TDQ_UNLOCK does a spinlock_exit which does a critical_exit.  td_critnest
will be decremented back to 0 and td_owepreempt is still 1, so this
triggers a preemption.  Note that this TDQ_UNLOCK is (intentionally)
unlocking the thread_lock done by statclock.
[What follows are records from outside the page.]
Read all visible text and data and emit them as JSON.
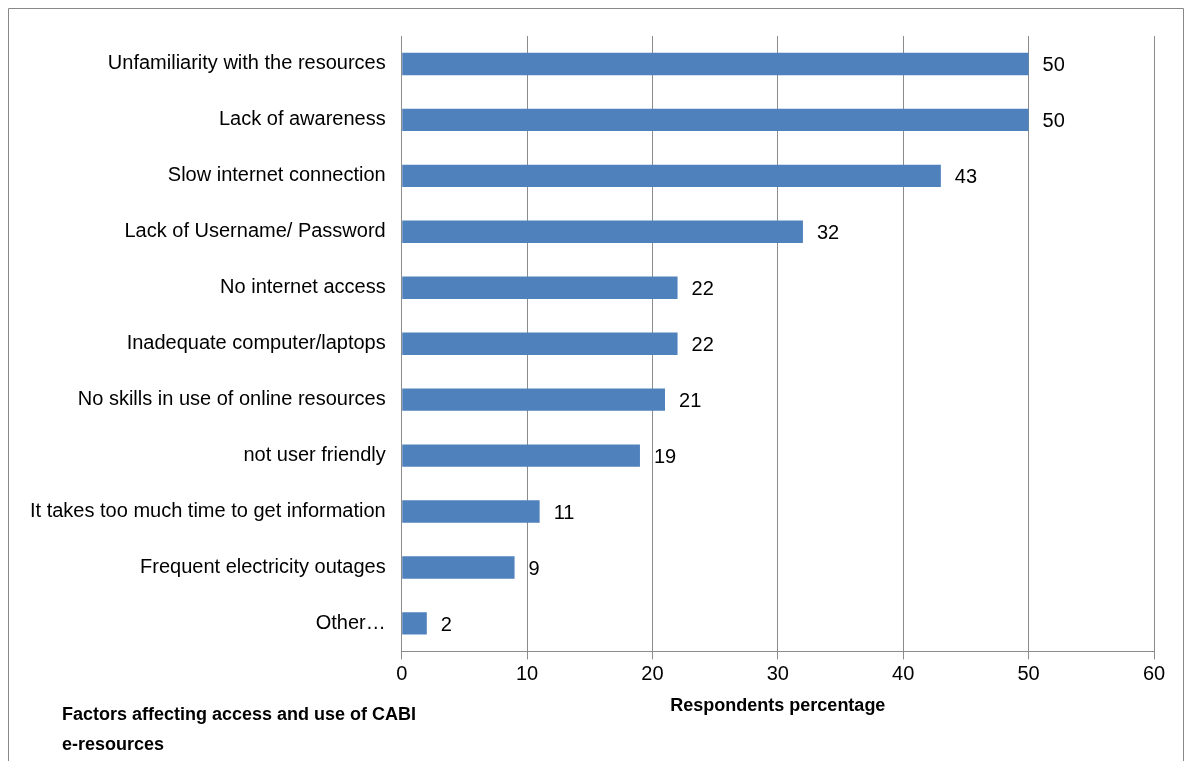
{
  "chart_data": {
    "type": "bar",
    "orientation": "horizontal",
    "categories": [
      "Unfamiliarity with the resources",
      "Lack of awareness",
      "Slow internet connection",
      "Lack of Username/ Password",
      "No internet access",
      "Inadequate computer/laptops",
      "No skills in use of online resources",
      "not user friendly",
      "It takes too much time to get information",
      "Frequent electricity outages",
      "Other…"
    ],
    "values": [
      50,
      50,
      43,
      32,
      22,
      22,
      21,
      19,
      11,
      9,
      2
    ],
    "color": "#4f81bd",
    "xlim": [
      0,
      60
    ],
    "xticks": [
      0,
      10,
      20,
      30,
      40,
      50,
      60
    ],
    "xlabel": "Respondents percentage",
    "ylabel": "Factors affecting access and use of CABI e-resources",
    "grid": "x",
    "legend": false,
    "data_labels": true
  }
}
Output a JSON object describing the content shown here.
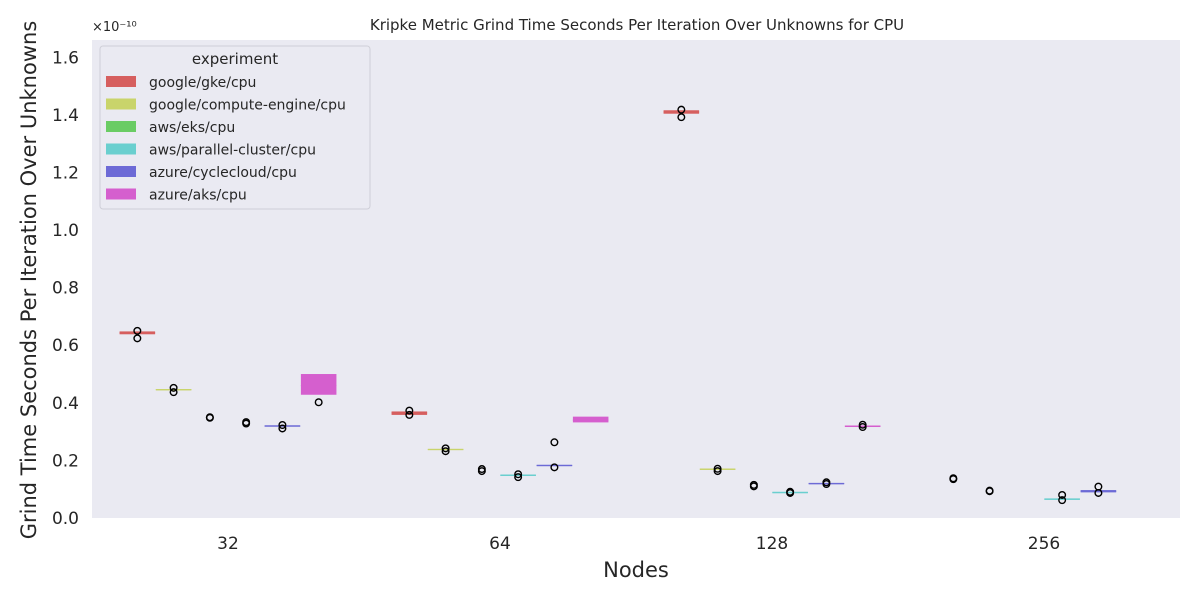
{
  "chart_data": {
    "type": "box",
    "title": "Kripke Metric Grind Time Seconds Per Iteration Over Unknowns for CPU",
    "xlabel": "Nodes",
    "ylabel": "Grind Time Seconds Per Iteration Over Unknowns",
    "y_scale_label": "×10⁻¹⁰",
    "y_unit_factor": 1e-10,
    "ylim": [
      0,
      1.66
    ],
    "yticks": [
      0.0,
      0.2,
      0.4,
      0.6,
      0.8,
      1.0,
      1.2,
      1.4,
      1.6
    ],
    "ytick_labels": [
      "0.0",
      "0.2",
      "0.4",
      "0.6",
      "0.8",
      "1.0",
      "1.2",
      "1.4",
      "1.6"
    ],
    "categories": [
      "32",
      "64",
      "128",
      "256"
    ],
    "grid": false,
    "background": "#eaeaf2",
    "legend": {
      "title": "experiment",
      "position": "top-left"
    },
    "series": [
      {
        "name": "google/gke/cpu",
        "color": "#d65f5f",
        "boxes": [
          {
            "category": "32",
            "q1": 0.638,
            "median": 0.643,
            "q3": 0.648,
            "outliers": [
              0.65,
              0.624
            ]
          },
          {
            "category": "64",
            "q1": 0.358,
            "median": 0.365,
            "q3": 0.37,
            "outliers": [
              0.373,
              0.358
            ]
          },
          {
            "category": "128",
            "q1": 1.404,
            "median": 1.41,
            "q3": 1.416,
            "outliers": [
              1.418,
              1.392
            ]
          },
          {
            "category": "256",
            "q1": null,
            "median": null,
            "q3": null,
            "outliers": [
              0.138,
              0.135
            ]
          }
        ]
      },
      {
        "name": "google/compute-engine/cpu",
        "color": "#c9d46b",
        "boxes": [
          {
            "category": "32",
            "q1": 0.443,
            "median": 0.446,
            "q3": 0.448,
            "outliers": [
              0.452,
              0.437
            ]
          },
          {
            "category": "64",
            "q1": 0.236,
            "median": 0.238,
            "q3": 0.24,
            "outliers": [
              0.242,
              0.232
            ]
          },
          {
            "category": "128",
            "q1": 0.168,
            "median": 0.17,
            "q3": 0.171,
            "outliers": [
              0.171,
              0.163
            ]
          },
          {
            "category": "256",
            "q1": null,
            "median": null,
            "q3": null,
            "outliers": [
              0.095,
              0.093
            ]
          }
        ]
      },
      {
        "name": "aws/eks/cpu",
        "color": "#6acc64",
        "boxes": [
          {
            "category": "32",
            "q1": null,
            "median": null,
            "q3": null,
            "outliers": [
              0.35,
              0.348
            ]
          },
          {
            "category": "64",
            "q1": null,
            "median": null,
            "q3": null,
            "outliers": [
              0.17,
              0.163
            ]
          },
          {
            "category": "128",
            "q1": null,
            "median": null,
            "q3": null,
            "outliers": [
              0.115,
              0.11
            ]
          },
          {
            "category": "256",
            "q1": null,
            "median": null,
            "q3": null,
            "outliers": []
          }
        ]
      },
      {
        "name": "aws/parallel-cluster/cpu",
        "color": "#6acfcf",
        "boxes": [
          {
            "category": "32",
            "q1": null,
            "median": null,
            "q3": null,
            "outliers": [
              0.333,
              0.328
            ]
          },
          {
            "category": "64",
            "q1": 0.148,
            "median": 0.149,
            "q3": 0.15,
            "outliers": [
              0.152,
              0.142
            ]
          },
          {
            "category": "128",
            "q1": 0.088,
            "median": 0.089,
            "q3": 0.09,
            "outliers": [
              0.091,
              0.087
            ]
          },
          {
            "category": "256",
            "q1": 0.065,
            "median": 0.066,
            "q3": 0.067,
            "outliers": [
              0.08,
              0.062
            ]
          }
        ]
      },
      {
        "name": "azure/cyclecloud/cpu",
        "color": "#6d6ad6",
        "boxes": [
          {
            "category": "32",
            "q1": 0.318,
            "median": 0.32,
            "q3": 0.321,
            "outliers": [
              0.323,
              0.311
            ]
          },
          {
            "category": "64",
            "q1": 0.182,
            "median": 0.183,
            "q3": 0.184,
            "outliers": [
              0.263,
              0.176
            ]
          },
          {
            "category": "128",
            "q1": 0.119,
            "median": 0.12,
            "q3": 0.121,
            "outliers": [
              0.124,
              0.118
            ]
          },
          {
            "category": "256",
            "q1": 0.089,
            "median": 0.093,
            "q3": 0.097,
            "outliers": [
              0.109,
              0.087
            ]
          }
        ]
      },
      {
        "name": "azure/aks/cpu",
        "color": "#d55fce",
        "boxes": [
          {
            "category": "32",
            "q1": 0.428,
            "median": 0.46,
            "q3": 0.5,
            "outliers": [
              0.402
            ]
          },
          {
            "category": "64",
            "q1": 0.332,
            "median": 0.34,
            "q3": 0.352,
            "outliers": []
          },
          {
            "category": "128",
            "q1": 0.316,
            "median": 0.319,
            "q3": 0.321,
            "outliers": [
              0.324,
              0.316
            ]
          },
          {
            "category": "256",
            "q1": null,
            "median": null,
            "q3": null,
            "outliers": []
          }
        ]
      }
    ]
  }
}
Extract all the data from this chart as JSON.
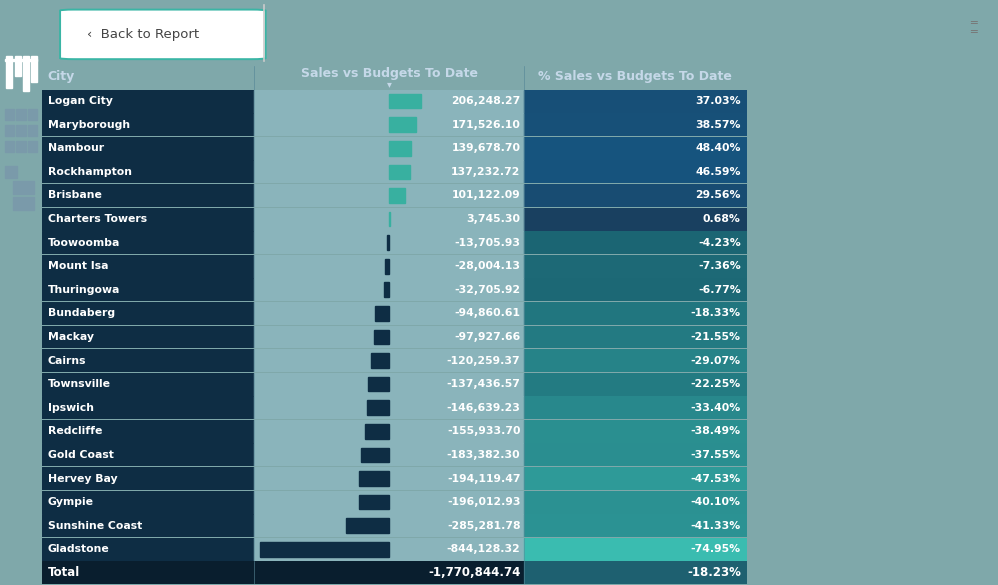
{
  "cities": [
    "Logan City",
    "Maryborough",
    "Nambour",
    "Rockhampton",
    "Brisbane",
    "Charters Towers",
    "Toowoomba",
    "Mount Isa",
    "Thuringowa",
    "Bundaberg",
    "Mackay",
    "Cairns",
    "Townsville",
    "Ipswich",
    "Redcliffe",
    "Gold Coast",
    "Hervey Bay",
    "Gympie",
    "Sunshine Coast",
    "Gladstone"
  ],
  "sales_vs_budget": [
    206248.27,
    171526.1,
    139678.7,
    137232.72,
    101122.09,
    3745.3,
    -13705.93,
    -28004.13,
    -32705.92,
    -94860.61,
    -97927.66,
    -120259.37,
    -137436.57,
    -146639.23,
    -155933.7,
    -183382.3,
    -194119.47,
    -196012.93,
    -285281.78,
    -844128.32
  ],
  "pct_sales_vs_budget": [
    37.03,
    38.57,
    48.4,
    46.59,
    29.56,
    0.68,
    -4.23,
    -7.36,
    -6.77,
    -18.33,
    -21.55,
    -29.07,
    -22.25,
    -33.4,
    -38.49,
    -37.55,
    -47.53,
    -40.1,
    -41.33,
    -74.95
  ],
  "total_sales": -1770844.74,
  "total_pct": -18.23,
  "sidebar_bg": "#252e38",
  "outer_bg": "#7fa8aa",
  "topbar_bg": "#f2f2f2",
  "header_bg": "#1b4060",
  "header_text": "#c5d8e8",
  "city_bg": "#0e2d44",
  "svb_bg": "#8ab4bb",
  "pct_bg_pos_dark": "#1a4060",
  "pct_bg_pos_light": "#2070a0",
  "pct_bg_neg_low": "#3a9090",
  "pct_bg_neg_high": "#3abcb0",
  "bar_pos_color": "#38b0a0",
  "bar_neg_color": "#0e2d44",
  "total_city_bg": "#091e2e",
  "total_svb_bg": "#091e2e",
  "total_pct_bg": "#1e6070",
  "back_btn_border": "#3ab5a5",
  "separator_color": "#5a8a9a"
}
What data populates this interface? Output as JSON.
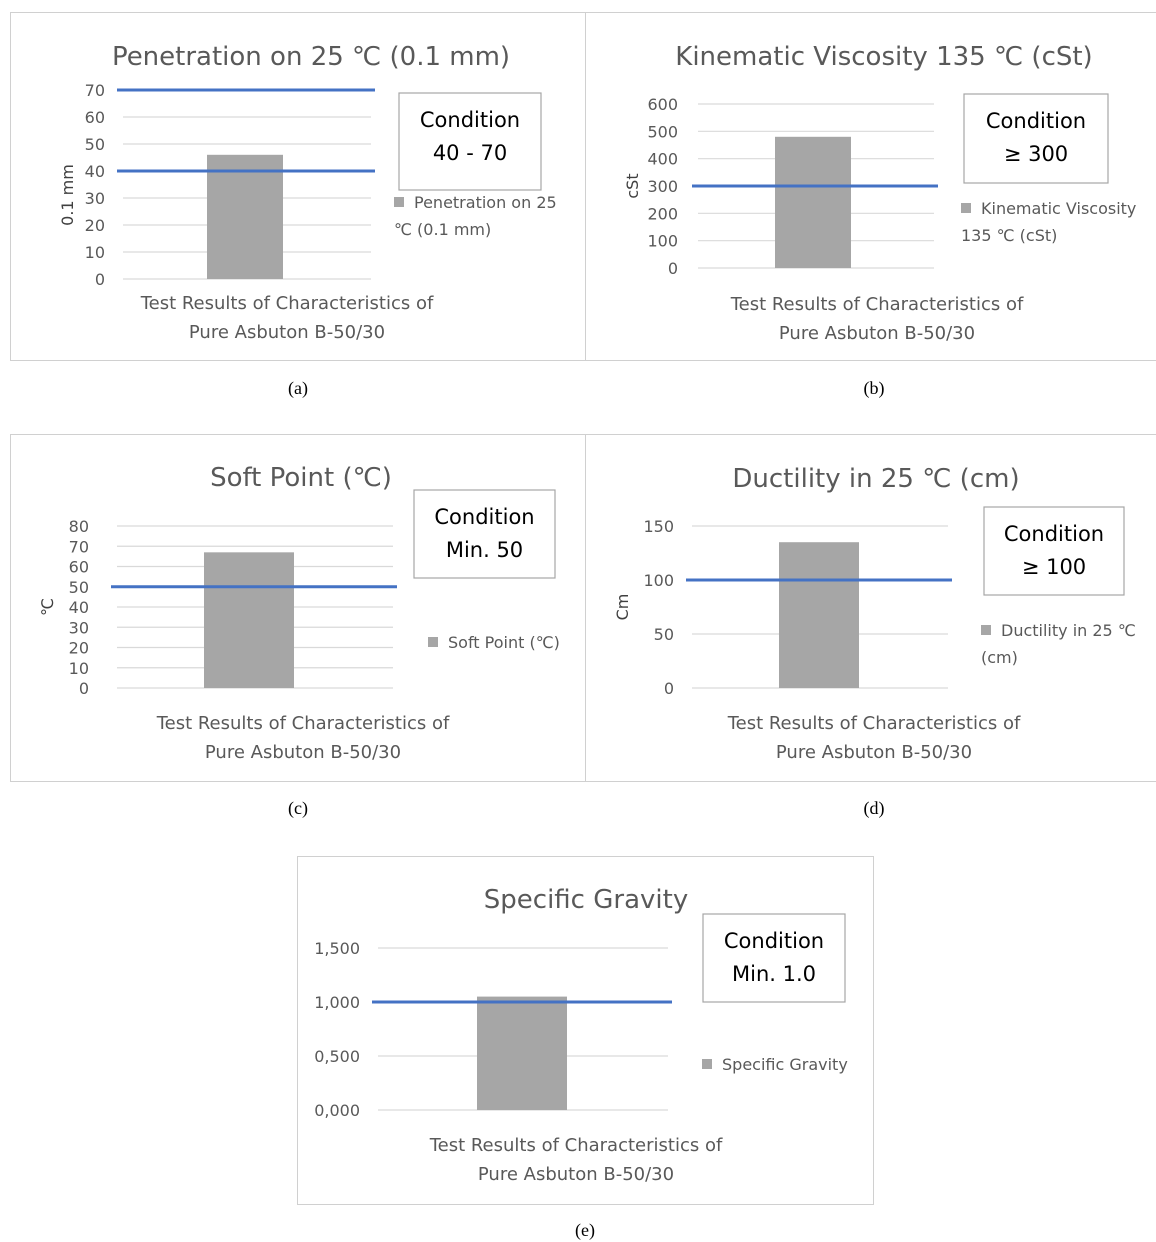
{
  "colors": {
    "bar": "#a6a6a6",
    "limit_line": "#4472c4",
    "grid": "#d9d9d9",
    "text": "#595959"
  },
  "chart_data": [
    {
      "id": "a",
      "type": "bar",
      "caption": "(a)",
      "title": "Penetration on 25 ℃ (0.1 mm)",
      "ylabel": "0.1 mm",
      "category_lines": [
        "Test Results of Characteristics of",
        "Pure Asbuton B-50/30"
      ],
      "series": [
        {
          "name": "Penetration on 25 ℃ (0.1 mm)",
          "values": [
            46
          ]
        }
      ],
      "legend_lines": [
        "Penetration on 25",
        "℃ (0.1 mm)"
      ],
      "ylim": [
        0,
        70
      ],
      "yticks": [
        0,
        10,
        20,
        30,
        40,
        50,
        60,
        70
      ],
      "ytick_labels": [
        "0",
        "10",
        "20",
        "30",
        "40",
        "50",
        "60",
        "70"
      ],
      "limit_lines": [
        40,
        70
      ],
      "condition_lines": [
        "Condition",
        "40 - 70"
      ],
      "grid": true,
      "legend_position": "right"
    },
    {
      "id": "b",
      "type": "bar",
      "caption": "(b)",
      "title": "Kinematic Viscosity 135 ℃ (cSt)",
      "ylabel": "cSt",
      "category_lines": [
        "Test Results of Characteristics of",
        "Pure Asbuton B-50/30"
      ],
      "series": [
        {
          "name": "Kinematic Viscosity 135 ℃ (cSt)",
          "values": [
            480
          ]
        }
      ],
      "legend_lines": [
        "Kinematic Viscosity",
        "135 ℃ (cSt)"
      ],
      "ylim": [
        0,
        600
      ],
      "yticks": [
        0,
        100,
        200,
        300,
        400,
        500,
        600
      ],
      "ytick_labels": [
        "0",
        "100",
        "200",
        "300",
        "400",
        "500",
        "600"
      ],
      "limit_lines": [
        300
      ],
      "condition_lines": [
        "Condition",
        "≥ 300"
      ],
      "grid": true,
      "legend_position": "right"
    },
    {
      "id": "c",
      "type": "bar",
      "caption": "(c)",
      "title": "Soft Point (℃)",
      "ylabel": "℃",
      "category_lines": [
        "Test Results of Characteristics of",
        "Pure Asbuton B-50/30"
      ],
      "series": [
        {
          "name": "Soft Point (℃)",
          "values": [
            67
          ]
        }
      ],
      "legend_lines": [
        "Soft Point (℃)"
      ],
      "ylim": [
        0,
        80
      ],
      "yticks": [
        0,
        10,
        20,
        30,
        40,
        50,
        60,
        70,
        80
      ],
      "ytick_labels": [
        "0",
        "10",
        "20",
        "30",
        "40",
        "50",
        "60",
        "70",
        "80"
      ],
      "limit_lines": [
        50
      ],
      "condition_lines": [
        "Condition",
        "Min. 50"
      ],
      "grid": true,
      "legend_position": "right"
    },
    {
      "id": "d",
      "type": "bar",
      "caption": "(d)",
      "title": "Ductility in 25 ℃ (cm)",
      "ylabel": "Cm",
      "category_lines": [
        "Test Results of Characteristics of",
        "Pure Asbuton B-50/30"
      ],
      "series": [
        {
          "name": "Ductility in 25 ℃ (cm)",
          "values": [
            135
          ]
        }
      ],
      "legend_lines": [
        "Ductility in 25 ℃",
        "(cm)"
      ],
      "ylim": [
        0,
        150
      ],
      "yticks": [
        0,
        50,
        100,
        150
      ],
      "ytick_labels": [
        "0",
        "50",
        "100",
        "150"
      ],
      "limit_lines": [
        100
      ],
      "condition_lines": [
        "Condition",
        "≥ 100"
      ],
      "grid": true,
      "legend_position": "right"
    },
    {
      "id": "e",
      "type": "bar",
      "caption": "(e)",
      "title": "Specific Gravity",
      "ylabel": "",
      "category_lines": [
        "Test Results of Characteristics of",
        "Pure Asbuton B-50/30"
      ],
      "series": [
        {
          "name": "Specific Gravity",
          "values": [
            1.05
          ]
        }
      ],
      "legend_lines": [
        "Specific Gravity"
      ],
      "ylim": [
        0,
        1.5
      ],
      "yticks": [
        0,
        0.5,
        1.0,
        1.5
      ],
      "ytick_labels": [
        "0,000",
        "0,500",
        "1,000",
        "1,500"
      ],
      "limit_lines": [
        1.0
      ],
      "condition_lines": [
        "Condition",
        "Min. 1.0"
      ],
      "grid": true,
      "legend_position": "right"
    }
  ]
}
5) thread migrates to any other CPU, call it CPU n.  tdq is now stale.
TDQ_LOCK takes the lock for CPU 0 (but really it's intending to re-take the
thread_lock, although a thread_lock() here would be equally incorrect --
sched_balance's caller is going to be mucking around with the TDQ when
sched_balance returns).

6) The thread returns to statclock.  statclock does a thread_unlock(). The
td_lock is TDQ_LOCK(n), which we don't hold.  We mangle the stat of
TDQ_LOCK(n) and leave TDQ_LOCK(0) held.


The simplest solution would be to do a critical_enter() in sched_balance,
although that would be superfluous in the normal case where the lapic timer
is driving statclock.  I'm not sure if there's other code in the
eventtimers infrastructure that's assuming that a preemption or migration
is impossible while handling an event.  A quick look at kern_clocksource.c
turns up worrying comments like "Handle all events for specified time on
this CPU" and uses of curcpu, so there may well be other issues lurking
here.

It looks to me that the safest thing to do would be to push the
critical_enter() into the eventtimer code or even all the way back to the
interrupt handlers (mirroring what the lapic code already does).